Mammography: Integrating 2D, 3D May Improve Cancer Detection

Troy Brown

April 24, 2013

Integrated 2-dimensional (2D) and 3D mammography may improve breast cancer detection and reduce the number of false-positive recalls, according to a prospective comparative study of 7292 women.

Nehmat Houssami, MBBS, PhD, an associate professor and principal research fellow in the Screening and Test Evaluation Program at the School of Public Health, Sydney Medical School, University of Sydney, Australia, and colleagues present their findings in an article published online April 25 in the Lancet.

The study included asymptomatic women aged 48 years or older who were screened from August 2011 to June 2012 in Trento and Verona, Italy. Screen-reading was done in 2 sequential phases: 2D only and integrated 2D and 3D mammography. Participants were recalled on the basis of positive mammography at either of the screen reads.

The researchers include data for 7294 screens because 2 participants had bilateral cancer. Overall, the investigators found 59 breast cancers (52 invasive cancers and 7 ductal carcinoma in situ cancers) in 57 women. Of the 59 cancers, the investigators saw 39 by both 2D and integrated 2D and 3D screening. They uncovered another 20 cancers by integrated 2D and 3D screening only (P < .0001).

The researchers detected cancer at rates of 5.3 cancers per 1000 screens (95% confidence interval [CI], 3.8 - 7.3) with 2D only and 8.1 cancers per 1000 screens (95% CI, 6.2 - 10.4) with integrated 2D and 3D screening. Integrated 2D and 3D mammography had an incremental cancer detection rate of 2.7 cancers per 1000 screens (95% CI, 1.7 - 4.2), or 33.9% (95% CI, 22.1% - 47.4%) of the cancers identified in the study population. The incremental cancer detection rate was similar in low-density vs high-density groups (2.8 per 1000 vs 2.5 per 1000; P = .84).

There were fewer false-positive screens with integrated 2D and 3D screening. False-positive recalls occurred in 395 screens (5.5%; 95% CI, 5.0% - 6.0%). Of those, 181 were seen with both screen reads, whereas 141 were seen with 2D only compared with 73 were seen with integrated 2D and 3D mammography only (P < .0001).

Using positive integrated 2D and 3D screening as a condition to recall, the researchers estimate that the false-positive rate would have been 3.5% (95% CI, 3.1% - 4.0%) and could have potentially prevented 68 of the 395 false-positives (17.2%; 95% CI 13.6% - 21.3%) without any missed cancers, according to the researchers.

"It's important to begin collecting this data and this information, because we need to have this in order to intelligently incorporate new technology into our clinical algorithm," said Carol H. Lee, MD, an attending radiologist at Memorial Sloan-Kettering Cancer Center in New York City, in a telephone interview with Medscape Medical News. Dr. Lee was not involved in the study.

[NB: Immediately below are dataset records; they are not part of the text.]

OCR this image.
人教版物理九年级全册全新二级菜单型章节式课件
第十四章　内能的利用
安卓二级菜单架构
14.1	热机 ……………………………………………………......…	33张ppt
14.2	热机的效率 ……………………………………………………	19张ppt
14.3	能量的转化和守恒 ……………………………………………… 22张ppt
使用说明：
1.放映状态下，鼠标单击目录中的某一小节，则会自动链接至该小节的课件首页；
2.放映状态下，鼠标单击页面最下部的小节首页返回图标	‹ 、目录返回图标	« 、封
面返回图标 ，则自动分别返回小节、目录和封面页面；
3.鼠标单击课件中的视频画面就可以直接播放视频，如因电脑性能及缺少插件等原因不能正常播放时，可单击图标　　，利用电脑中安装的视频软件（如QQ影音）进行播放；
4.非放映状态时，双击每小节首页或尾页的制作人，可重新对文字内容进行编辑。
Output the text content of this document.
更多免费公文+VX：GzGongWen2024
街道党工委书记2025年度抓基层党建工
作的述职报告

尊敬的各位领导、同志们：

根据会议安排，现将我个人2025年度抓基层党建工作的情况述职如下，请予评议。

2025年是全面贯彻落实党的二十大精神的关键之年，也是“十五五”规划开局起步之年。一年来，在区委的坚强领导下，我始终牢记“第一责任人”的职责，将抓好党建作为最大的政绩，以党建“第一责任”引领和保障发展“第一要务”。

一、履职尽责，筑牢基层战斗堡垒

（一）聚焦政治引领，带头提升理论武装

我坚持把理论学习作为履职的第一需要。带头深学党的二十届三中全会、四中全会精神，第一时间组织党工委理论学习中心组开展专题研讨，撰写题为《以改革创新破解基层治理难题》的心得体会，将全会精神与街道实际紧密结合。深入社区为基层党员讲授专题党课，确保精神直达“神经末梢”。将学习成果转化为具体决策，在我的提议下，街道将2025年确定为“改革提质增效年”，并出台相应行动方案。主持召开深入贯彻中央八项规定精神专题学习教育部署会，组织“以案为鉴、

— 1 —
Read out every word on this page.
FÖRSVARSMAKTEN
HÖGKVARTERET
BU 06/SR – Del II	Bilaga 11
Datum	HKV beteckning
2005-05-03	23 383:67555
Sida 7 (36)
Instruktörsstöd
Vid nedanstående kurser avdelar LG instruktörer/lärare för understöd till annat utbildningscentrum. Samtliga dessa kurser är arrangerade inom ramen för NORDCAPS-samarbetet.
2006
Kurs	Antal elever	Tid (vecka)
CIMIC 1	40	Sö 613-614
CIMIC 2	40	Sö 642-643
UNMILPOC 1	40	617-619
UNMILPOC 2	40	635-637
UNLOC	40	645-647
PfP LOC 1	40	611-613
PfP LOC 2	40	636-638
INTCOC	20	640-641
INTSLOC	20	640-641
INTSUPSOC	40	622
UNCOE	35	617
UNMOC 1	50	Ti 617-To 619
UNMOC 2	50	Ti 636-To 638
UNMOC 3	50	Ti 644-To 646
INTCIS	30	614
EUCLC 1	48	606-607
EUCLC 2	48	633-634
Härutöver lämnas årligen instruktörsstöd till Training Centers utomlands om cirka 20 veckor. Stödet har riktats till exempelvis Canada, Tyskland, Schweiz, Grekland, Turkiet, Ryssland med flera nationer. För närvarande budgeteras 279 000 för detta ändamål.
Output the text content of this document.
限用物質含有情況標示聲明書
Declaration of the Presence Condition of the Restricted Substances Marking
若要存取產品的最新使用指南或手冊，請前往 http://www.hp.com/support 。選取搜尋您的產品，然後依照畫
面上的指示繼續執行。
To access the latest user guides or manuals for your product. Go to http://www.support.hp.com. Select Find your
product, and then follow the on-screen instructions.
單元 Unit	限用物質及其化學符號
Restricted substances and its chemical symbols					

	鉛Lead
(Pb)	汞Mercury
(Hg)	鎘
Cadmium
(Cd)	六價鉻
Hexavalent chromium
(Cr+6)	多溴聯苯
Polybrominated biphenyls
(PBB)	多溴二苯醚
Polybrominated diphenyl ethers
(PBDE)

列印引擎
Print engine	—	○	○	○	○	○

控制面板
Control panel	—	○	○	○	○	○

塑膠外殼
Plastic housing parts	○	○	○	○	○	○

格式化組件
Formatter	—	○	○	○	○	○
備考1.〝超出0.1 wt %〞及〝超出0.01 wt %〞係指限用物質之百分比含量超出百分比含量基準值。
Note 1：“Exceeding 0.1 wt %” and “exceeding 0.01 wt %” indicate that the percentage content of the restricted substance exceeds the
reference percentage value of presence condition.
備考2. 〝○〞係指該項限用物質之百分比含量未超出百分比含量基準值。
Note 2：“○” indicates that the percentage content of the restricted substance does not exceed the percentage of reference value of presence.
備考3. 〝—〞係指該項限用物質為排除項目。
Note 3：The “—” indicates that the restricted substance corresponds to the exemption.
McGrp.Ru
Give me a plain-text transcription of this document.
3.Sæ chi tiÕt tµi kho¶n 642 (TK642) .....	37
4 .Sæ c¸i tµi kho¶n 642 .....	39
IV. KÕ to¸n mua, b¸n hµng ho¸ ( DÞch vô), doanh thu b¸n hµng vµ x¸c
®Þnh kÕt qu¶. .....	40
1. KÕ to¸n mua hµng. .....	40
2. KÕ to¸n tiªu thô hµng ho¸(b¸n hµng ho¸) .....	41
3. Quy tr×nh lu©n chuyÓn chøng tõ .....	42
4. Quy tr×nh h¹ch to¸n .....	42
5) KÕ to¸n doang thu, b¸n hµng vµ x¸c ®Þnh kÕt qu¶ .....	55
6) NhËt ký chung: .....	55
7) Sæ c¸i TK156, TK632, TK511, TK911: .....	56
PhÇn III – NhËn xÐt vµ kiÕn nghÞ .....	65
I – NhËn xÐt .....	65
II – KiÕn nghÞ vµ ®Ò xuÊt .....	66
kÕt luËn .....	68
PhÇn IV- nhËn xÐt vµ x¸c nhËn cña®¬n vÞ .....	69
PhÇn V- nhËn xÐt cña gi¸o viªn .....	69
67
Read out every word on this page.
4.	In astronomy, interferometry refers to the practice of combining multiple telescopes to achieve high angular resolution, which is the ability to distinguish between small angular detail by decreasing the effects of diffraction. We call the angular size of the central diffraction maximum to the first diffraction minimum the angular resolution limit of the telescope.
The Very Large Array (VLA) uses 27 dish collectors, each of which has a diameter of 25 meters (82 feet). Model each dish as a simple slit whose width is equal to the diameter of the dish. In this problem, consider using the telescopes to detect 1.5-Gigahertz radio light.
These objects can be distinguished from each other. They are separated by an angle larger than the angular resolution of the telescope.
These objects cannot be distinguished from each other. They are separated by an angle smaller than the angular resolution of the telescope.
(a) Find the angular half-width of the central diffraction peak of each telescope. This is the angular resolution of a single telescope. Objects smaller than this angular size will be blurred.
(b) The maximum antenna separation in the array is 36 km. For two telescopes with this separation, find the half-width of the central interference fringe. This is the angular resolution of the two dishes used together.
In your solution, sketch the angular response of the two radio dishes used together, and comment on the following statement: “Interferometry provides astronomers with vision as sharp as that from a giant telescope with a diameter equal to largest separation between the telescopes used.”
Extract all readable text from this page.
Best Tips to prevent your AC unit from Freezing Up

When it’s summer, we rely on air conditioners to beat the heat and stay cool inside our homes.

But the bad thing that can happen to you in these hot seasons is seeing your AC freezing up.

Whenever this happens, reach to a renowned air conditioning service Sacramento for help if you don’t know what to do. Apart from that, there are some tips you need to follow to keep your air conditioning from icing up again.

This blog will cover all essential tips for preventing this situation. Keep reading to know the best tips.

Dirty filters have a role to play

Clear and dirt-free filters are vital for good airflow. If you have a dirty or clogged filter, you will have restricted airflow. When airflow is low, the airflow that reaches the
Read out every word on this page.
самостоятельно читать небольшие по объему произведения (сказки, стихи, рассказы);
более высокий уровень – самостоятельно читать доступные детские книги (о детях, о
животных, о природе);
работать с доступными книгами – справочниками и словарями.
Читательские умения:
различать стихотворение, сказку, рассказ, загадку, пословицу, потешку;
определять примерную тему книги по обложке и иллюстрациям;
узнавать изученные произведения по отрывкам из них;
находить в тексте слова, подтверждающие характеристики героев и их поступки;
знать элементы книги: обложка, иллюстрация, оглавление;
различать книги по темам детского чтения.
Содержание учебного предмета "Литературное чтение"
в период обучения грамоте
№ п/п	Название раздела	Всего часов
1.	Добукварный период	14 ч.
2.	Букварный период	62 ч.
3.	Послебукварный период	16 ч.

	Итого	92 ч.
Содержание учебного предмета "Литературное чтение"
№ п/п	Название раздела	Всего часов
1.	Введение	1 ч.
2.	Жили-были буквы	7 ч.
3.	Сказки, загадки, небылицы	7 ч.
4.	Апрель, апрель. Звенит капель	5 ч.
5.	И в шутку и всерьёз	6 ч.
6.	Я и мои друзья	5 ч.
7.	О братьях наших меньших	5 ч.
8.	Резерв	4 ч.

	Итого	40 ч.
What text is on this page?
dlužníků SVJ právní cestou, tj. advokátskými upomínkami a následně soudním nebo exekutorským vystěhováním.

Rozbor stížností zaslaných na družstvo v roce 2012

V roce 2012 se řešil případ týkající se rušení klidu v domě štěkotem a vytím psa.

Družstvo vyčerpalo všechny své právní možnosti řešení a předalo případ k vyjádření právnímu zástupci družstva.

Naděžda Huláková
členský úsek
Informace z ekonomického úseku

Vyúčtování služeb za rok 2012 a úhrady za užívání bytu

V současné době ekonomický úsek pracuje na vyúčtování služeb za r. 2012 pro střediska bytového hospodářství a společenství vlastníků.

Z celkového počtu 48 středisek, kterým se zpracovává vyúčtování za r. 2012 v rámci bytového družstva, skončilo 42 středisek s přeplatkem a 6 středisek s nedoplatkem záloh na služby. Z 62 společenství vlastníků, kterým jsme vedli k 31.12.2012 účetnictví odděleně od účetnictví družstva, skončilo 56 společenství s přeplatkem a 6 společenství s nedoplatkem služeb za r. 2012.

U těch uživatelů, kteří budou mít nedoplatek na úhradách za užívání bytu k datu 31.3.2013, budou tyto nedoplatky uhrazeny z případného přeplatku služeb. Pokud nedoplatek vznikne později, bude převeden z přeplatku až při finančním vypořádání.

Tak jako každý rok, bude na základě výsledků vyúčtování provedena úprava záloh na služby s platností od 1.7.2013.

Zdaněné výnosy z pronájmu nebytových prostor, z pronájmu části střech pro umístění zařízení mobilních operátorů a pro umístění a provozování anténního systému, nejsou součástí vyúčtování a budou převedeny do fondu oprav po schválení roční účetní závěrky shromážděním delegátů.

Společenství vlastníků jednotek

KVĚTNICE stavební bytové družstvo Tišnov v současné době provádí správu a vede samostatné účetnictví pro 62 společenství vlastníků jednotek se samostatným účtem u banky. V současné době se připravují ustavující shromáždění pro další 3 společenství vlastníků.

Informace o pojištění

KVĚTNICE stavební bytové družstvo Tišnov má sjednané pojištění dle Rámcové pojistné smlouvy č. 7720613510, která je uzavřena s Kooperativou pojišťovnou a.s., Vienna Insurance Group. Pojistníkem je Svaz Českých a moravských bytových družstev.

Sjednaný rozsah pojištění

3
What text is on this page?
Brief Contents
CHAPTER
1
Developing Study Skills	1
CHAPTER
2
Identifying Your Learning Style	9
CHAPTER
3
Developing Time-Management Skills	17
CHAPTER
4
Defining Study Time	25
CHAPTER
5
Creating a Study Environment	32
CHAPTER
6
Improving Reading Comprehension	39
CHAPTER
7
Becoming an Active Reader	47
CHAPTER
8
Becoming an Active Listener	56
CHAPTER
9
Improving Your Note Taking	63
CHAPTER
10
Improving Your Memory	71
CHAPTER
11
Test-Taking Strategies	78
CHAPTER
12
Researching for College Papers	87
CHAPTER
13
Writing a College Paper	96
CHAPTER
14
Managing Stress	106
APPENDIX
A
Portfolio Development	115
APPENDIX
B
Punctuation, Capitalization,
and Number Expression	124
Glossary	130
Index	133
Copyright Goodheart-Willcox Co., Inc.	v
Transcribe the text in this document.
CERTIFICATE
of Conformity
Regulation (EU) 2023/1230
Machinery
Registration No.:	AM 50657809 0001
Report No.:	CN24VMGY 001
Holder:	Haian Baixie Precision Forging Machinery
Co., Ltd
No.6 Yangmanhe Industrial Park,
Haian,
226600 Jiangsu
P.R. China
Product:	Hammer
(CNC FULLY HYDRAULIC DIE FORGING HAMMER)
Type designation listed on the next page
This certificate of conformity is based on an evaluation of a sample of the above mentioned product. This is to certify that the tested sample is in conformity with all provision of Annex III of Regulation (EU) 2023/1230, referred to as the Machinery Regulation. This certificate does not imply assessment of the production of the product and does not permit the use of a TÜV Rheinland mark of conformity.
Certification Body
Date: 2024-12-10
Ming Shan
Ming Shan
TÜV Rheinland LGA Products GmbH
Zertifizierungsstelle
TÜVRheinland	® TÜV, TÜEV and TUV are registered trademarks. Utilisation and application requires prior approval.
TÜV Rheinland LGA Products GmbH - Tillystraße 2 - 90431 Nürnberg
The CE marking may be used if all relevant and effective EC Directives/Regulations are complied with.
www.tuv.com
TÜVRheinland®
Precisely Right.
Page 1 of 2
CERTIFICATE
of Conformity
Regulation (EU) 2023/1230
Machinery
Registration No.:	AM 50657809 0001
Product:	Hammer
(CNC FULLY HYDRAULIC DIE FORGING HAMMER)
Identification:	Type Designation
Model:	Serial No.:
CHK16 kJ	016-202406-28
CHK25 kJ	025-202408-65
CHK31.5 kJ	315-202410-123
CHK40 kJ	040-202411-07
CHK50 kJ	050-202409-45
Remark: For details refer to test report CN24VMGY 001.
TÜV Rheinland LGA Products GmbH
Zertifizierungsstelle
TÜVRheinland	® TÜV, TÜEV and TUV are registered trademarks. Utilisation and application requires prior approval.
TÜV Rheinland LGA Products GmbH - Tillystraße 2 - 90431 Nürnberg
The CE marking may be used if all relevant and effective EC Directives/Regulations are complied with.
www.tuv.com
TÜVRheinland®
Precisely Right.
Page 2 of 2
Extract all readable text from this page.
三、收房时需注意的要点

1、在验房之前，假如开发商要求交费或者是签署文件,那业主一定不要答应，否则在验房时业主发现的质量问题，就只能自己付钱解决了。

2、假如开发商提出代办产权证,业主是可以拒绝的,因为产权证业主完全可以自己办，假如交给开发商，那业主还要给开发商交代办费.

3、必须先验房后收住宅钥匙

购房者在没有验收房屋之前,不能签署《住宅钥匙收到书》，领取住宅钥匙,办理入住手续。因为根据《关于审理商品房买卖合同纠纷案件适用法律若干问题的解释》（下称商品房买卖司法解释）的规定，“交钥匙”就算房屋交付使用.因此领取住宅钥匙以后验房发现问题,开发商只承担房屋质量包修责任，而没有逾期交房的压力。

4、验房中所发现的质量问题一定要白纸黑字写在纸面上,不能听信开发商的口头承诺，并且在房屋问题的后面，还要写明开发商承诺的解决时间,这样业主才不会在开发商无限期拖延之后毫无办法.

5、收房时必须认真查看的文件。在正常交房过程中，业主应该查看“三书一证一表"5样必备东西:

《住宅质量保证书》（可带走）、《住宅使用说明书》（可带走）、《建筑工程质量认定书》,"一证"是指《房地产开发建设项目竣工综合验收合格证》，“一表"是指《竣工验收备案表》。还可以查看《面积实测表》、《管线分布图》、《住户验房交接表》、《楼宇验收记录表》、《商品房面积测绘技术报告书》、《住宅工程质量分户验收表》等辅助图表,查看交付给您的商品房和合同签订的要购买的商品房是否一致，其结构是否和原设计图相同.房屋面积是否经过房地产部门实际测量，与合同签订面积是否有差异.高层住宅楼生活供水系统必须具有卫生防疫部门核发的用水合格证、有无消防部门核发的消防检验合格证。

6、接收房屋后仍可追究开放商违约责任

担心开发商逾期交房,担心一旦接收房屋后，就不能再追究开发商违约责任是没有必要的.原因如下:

"There are still lots of questions about who might be best served by this...what is going to be its impact on breast cancer mortality?" Dr. Lee added.

Stefano Ciatto, PhD, from the UO Senologia Clinica e Screening Mammografico, Department of Diagnostics, Azienda Provinciale Servizi Sanitari, Trento, and the Centro di Prevenzione Senologica, Marzana, Verona, Italy, is listed as the primary author. Dr. Ciatto died in May 2012, and Dr. Houssami is described as representing the researchers in a news release. Dr. Houssami receives research support from a National Breast Cancer Foundation Practitioner Fellowship and has received travel support from Hologic to attend a collaborators' meeting. Most of the researchers received assistance from Hologic in the form of tomosynthesis technology and technical support for the duration of the study, as well as travel support to attend collaborators' meetings. One coauthor receives research support from Australia's National Health and Medical Research Council programme to the Screening & Test Evaluation Program. Dr. Lee has disclosed no relevant financial relationships.

Lancet. Published online April 25, 2013.